Kathryn played on, hoping the duchess wouldn’t hear a long silence in the playing and come to see what was about. “I can see your suffering, yes, but I do not know what I can do to relieve it. What you have asked me to do I’ve done, but what I’ve done never seems to relieve your pain, only to bring on a more pronounced bout.”
He paced some more. On the keyboard, her fingers flew, heedless, from a traditional ballad to something that more closely resembled a march. She wondered if this was what the priest meant when he talked about a lady’s citadel of virtue being under siege. It didn’t feel like siege, not unless the conquering armies lay on the floor and writhed about moaning and screaming and telling the resisters to relieve their suffering.

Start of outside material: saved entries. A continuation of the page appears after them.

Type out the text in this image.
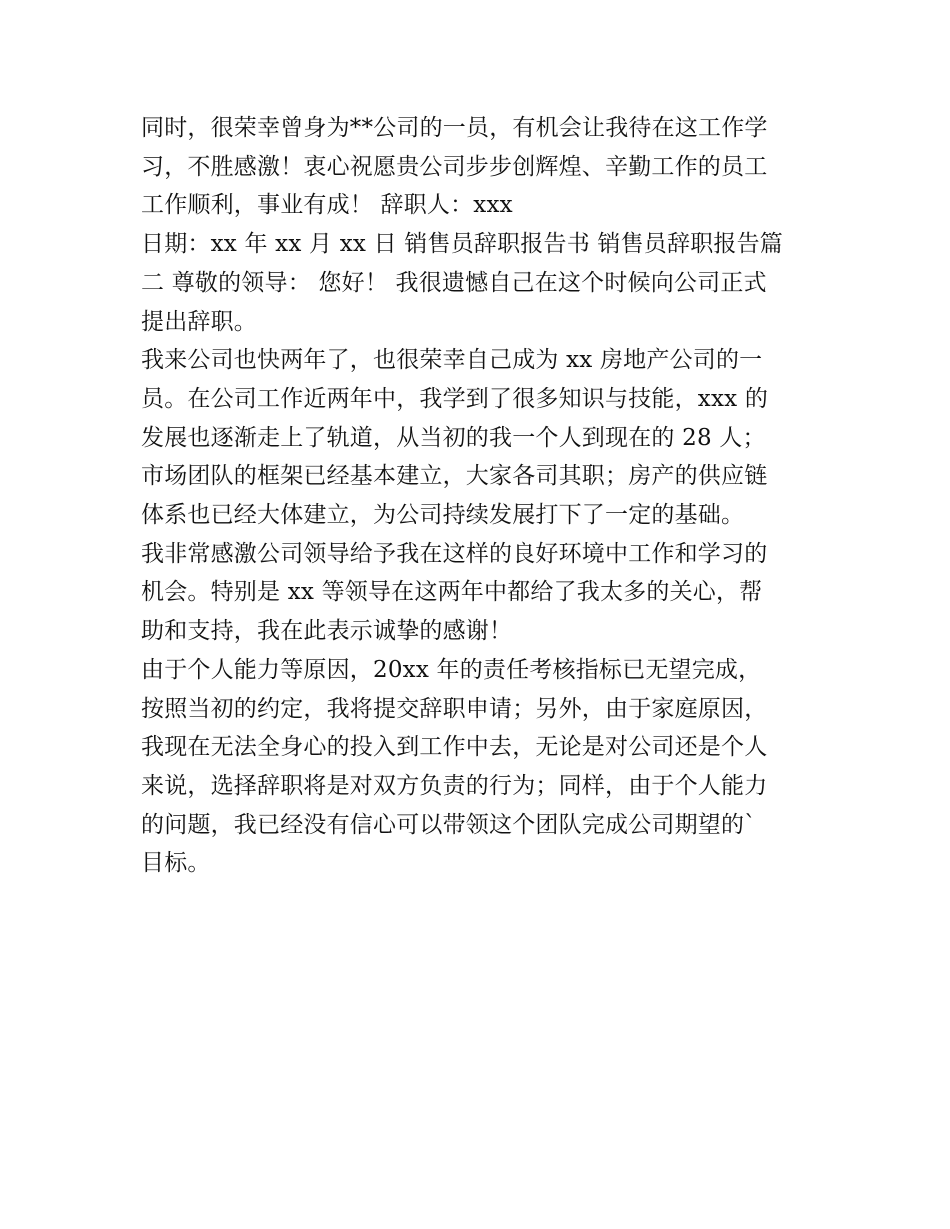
同时，很荣幸曾身为**公司的一员，有机会让我待在这工作学
习，不胜感激！衷心祝愿贵公司步步创辉煌、辛勤工作的员工
工作顺利，事业有成！ 辞职人：xxx
日期：xx 年 xx 月 xx 日 销售员辞职报告书 销售员辞职报告篇
二 尊敬的领导： 您好！ 我很遗憾自己在这个时候向公司正式
提出辞职。
我来公司也快两年了，也很荣幸自己成为 xx 房地产公司的一
员。在公司工作近两年中，我学到了很多知识与技能，xxx 的
发展也逐渐走上了轨道，从当初的我一个人到现在的 28 人；
市场团队的框架已经基本建立，大家各司其职；房产的供应链
体系也已经大体建立，为公司持续发展打下了一定的基础。
我非常感激公司领导给予我在这样的良好环境中工作和学习的
机会。特别是 xx 等领导在这两年中都给了我太多的关心，帮
助和支持，我在此表示诚挚的感谢！
由于个人能力等原因，20xx 年的责任考核指标已无望完成，
按照当初的约定，我将提交辞职申请；另外，由于家庭原因，
我现在无法全身心的投入到工作中去，无论是对公司还是个人
来说，选择辞职将是对双方负责的行为；同样，由于个人能力
的问题，我已经没有信心可以带领这个团队完成公司期望的`
目标。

“How can you say you’ve done all I want?” he asked, as he came behind her and, once more, put his hands over hers, stilling them. “How can you claim my suffering should be quite relieved? Don’t you know what the sight of you does to me, the scent of your body, the memories … ?”
She shook her hands, trying to dislodge his. “What I do not understand, Master Manox, is what you mean by this. What can you expect me to give you that will quell such intemperate urges?”
“Some token of your affection for me!” He said.
“What token should I show you? I will never be aught with you, and you are not able to marry me.”